Well, Mr. Johnson looked in the stake of posts and saw a ‘rattlesnake’ wiggling away. I guess the snake was warming itself by the sun, and I disturbed him. Mr. Johnson immediately grabbed me, told Roni to get in the truck, and headed toward the only hospital in our area. That was in Alvin. He told Roni to put his belt around my arm above the bicep and ensure it was tight so the poison would not circulate in my bloodstream. Roni did this, but it hurt, and my arm beyond the belt turned blue then white. After driving very fast and picking up some police along the way for speeding, we arrived at the hospital. The police were great and told Mr. Johnson to take care of that boy. The hospital did, and I was in there for one day. Boy, was that a lesson you do not typically get taught.
That incident was followed by Roni stepping on a nail and must get a shot for tetanus. It seems like living on a dairy farm was a whole life learning experience. Roni and I loved it.
b. Public Education’s High School (Bullies)
Eighth-grade graduation was something that pupils must experience and do not understand why. Young students come to know that graduation is from the twelfth grade but for some reason, the school that Roni and I attended made the pupils attend this “eighth-grade graduation.”
Football, football, and more football were all I could think of because it was not baseball or track season. I got hurt in football when I was punting the football. A heavy tackle from the other team named Pat Maha hit me below the left knee and hyper-extended it badly. It took a long time to get over that injury. So, there was no more football, football, football. There was band, track, and baseball. Besides, Roni was not interested in football, and playing that game took me away from my best friend.
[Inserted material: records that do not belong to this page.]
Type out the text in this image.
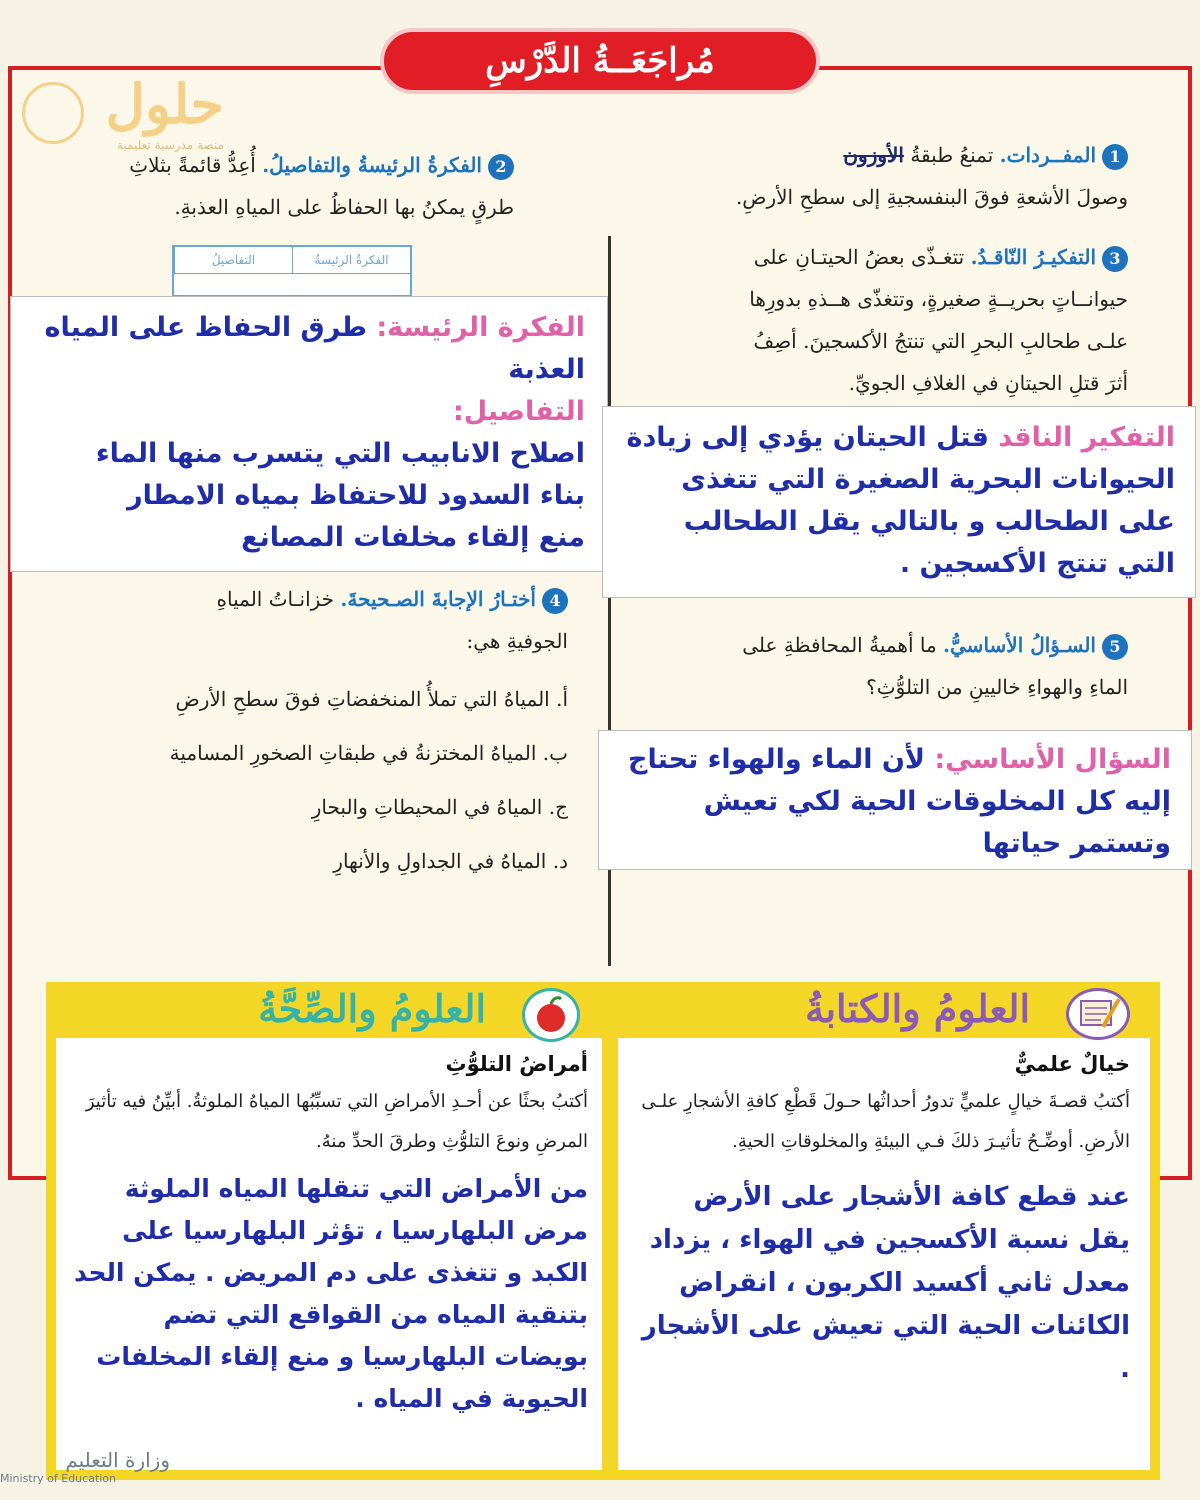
مُراجَعَــةُ الدَّرْسِ
حلول
منصة مدرسية تعليمية
1المفــردات. تمنعُ طبقةُ الأوزون
وصولَ الأشعةِ فوقَ البنفسجيةِ إلى سطحِ الأرضِ.
2الفكرةُ الرئيسةُ والتفاصيلُ. أُعِدُّ قائمةً بثلاثِ
طرقٍ يمكنُ بها الحفاظُ على المياهِ العذبةِ.
الفكرةُ الرئيسةُ
التفاصيلُ	3التفكيـرُ النّاقـدُ. تتغـذّى بعضُ الحيتـانِ على
حيوانــاتٍ بحريــةٍ صغيرةٍ، وتتغذّى هــذهِ بدورِها
علـى طحالبِ البحرِ التي تنتجُ الأكسجينَ. أصِفُ
أثرَ قتلِ الحيتانِ في الغلافِ الجويِّ.
الفكرة الرئيسة: طرق الحفاظ على المياه العذبة
التفاصيل:
اصلاح الانابيب التي يتسرب منها الماء
بناء السدود للاحتفاظ بمياه الامطار
منع إلقاء مخلفات المصانع
التفكير الناقد قتل الحيتان يؤدي إلى زيادة الحيوانات البحرية الصغيرة التي تتغذى على الطحالب و بالتالي يقل الطحالب التي تنتج الأكسجين .
4أختـارُ الإجابةَ الصـحيحةَ. خزانـاتُ المياهِ
الجوفيةِ هي:
أ. المياهُ التي تملأُ المنخفضاتِ فوقَ سطحِ الأرضِ
ب. المياهُ المختزنةُ في طبقاتِ الصخورِ المسامية
ج. المياهُ في المحيطاتِ والبحارِ
د. المياهُ في الجداولِ والأنهارِ
5السـؤالُ الأساسيُّ. ما أهميةُ المحافظةِ على
الماءِ والهواءِ خاليينِ من التلوُّثِ؟
السؤال الأساسي: لأن الماء والهواء تحتاج إليه كل المخلوقات الحية لكي تعيش وتستمر حياتها
العلومُ والكتابةُ
خيالٌ علميٌّ
أكتبُ قصـةَ خيالٍ علميٍّ تدورُ أحداثُها حـولَ قَطْعِ كافةِ الأشجارِ علـى الأرضِ. أوضِّـحُ تأثيـرَ ذلكَ فـي البيئةِ والمخلوقاتِ الحيةِ.
عند قطع كافة الأشجار على الأرض يقل نسبة الأكسجين في الهواء ، يزداد معدل ثاني أكسيد الكربون ، انقراض الكائنات الحية التي تعيش على الأشجار .
العلومُ والصِّحَّةُ
أمراضُ التلوُّثِ
أكتبُ بحثًا عن أحـدِ الأمراضِ التي تسبِّبُها المياهُ الملوثةُ. أبيِّنُ فيه تأثيرَ المرضِ ونوعَ التلوُّثِ وطرقَ الحدِّ منهُ.
من الأمراض التي تنقلها المياه الملوثة مرض البلهارسيا ، تؤثر البلهارسيا على الكبد و تتغذى على دم المريض . يمكن الحد بتنقية المياه من القواقع التي تضم بويضات البلهارسيا و منع إلقاء المخلفات الحيوية في المياه .
وزارة التعليم
Ministry of Education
The years came and went, but something was happening to both Roni and I’s bodies. The adults kept giving it a name. It was something like this: ‘puberty.’ Roni and I had funny things happening to our bodies and minds. I did not know why hair was growing in places on me, nor did Roni. My voice changed and sounded deeper, but Roni’s did not change.
The junior/senior prom was coming, and I understood that my best friend would be there with me, but Roni would not go. I did not understand why. We were the same people. We still had pissing contests in the winter snow to see could pee the farthest without even thinking about it. Now, fast-forwarding to my senior year, and this time I knew why Roni did not want to go. For myself, Roni had been my best friend and one of the guys. However, that was not the case now; I wanted my best friend to go to the junior/senior prom because she was a girl and my best friend. Roni or Veronica Mathew was her name, and she never thought of herself as a girl or a woman. She just wanted to be one of the guys. When we were growing up, this was not an option. So, being a pest, I persuaded her to go in a dress. She would only wear pants. She later told me that she would never do that again.
For the rest of that year, Veronica and I remained best friends. The end of my senior year in high school was filled with good times and bad times. I had managed to get a band scholarship and an academic scholarship for good grades, which paid for most of my university costs. At the same time, Veronica landed a ‘Full Scholarship’ for academic excellence to an all-women’s university 500 miles from where I was going to attend university. This presented both of us with a problem. I wanted to be near my best friend, who was fast becoming someone I thought of as a girlfriend. Veronica did not like this idea but played along with it for what she said later was for “appearances sake.”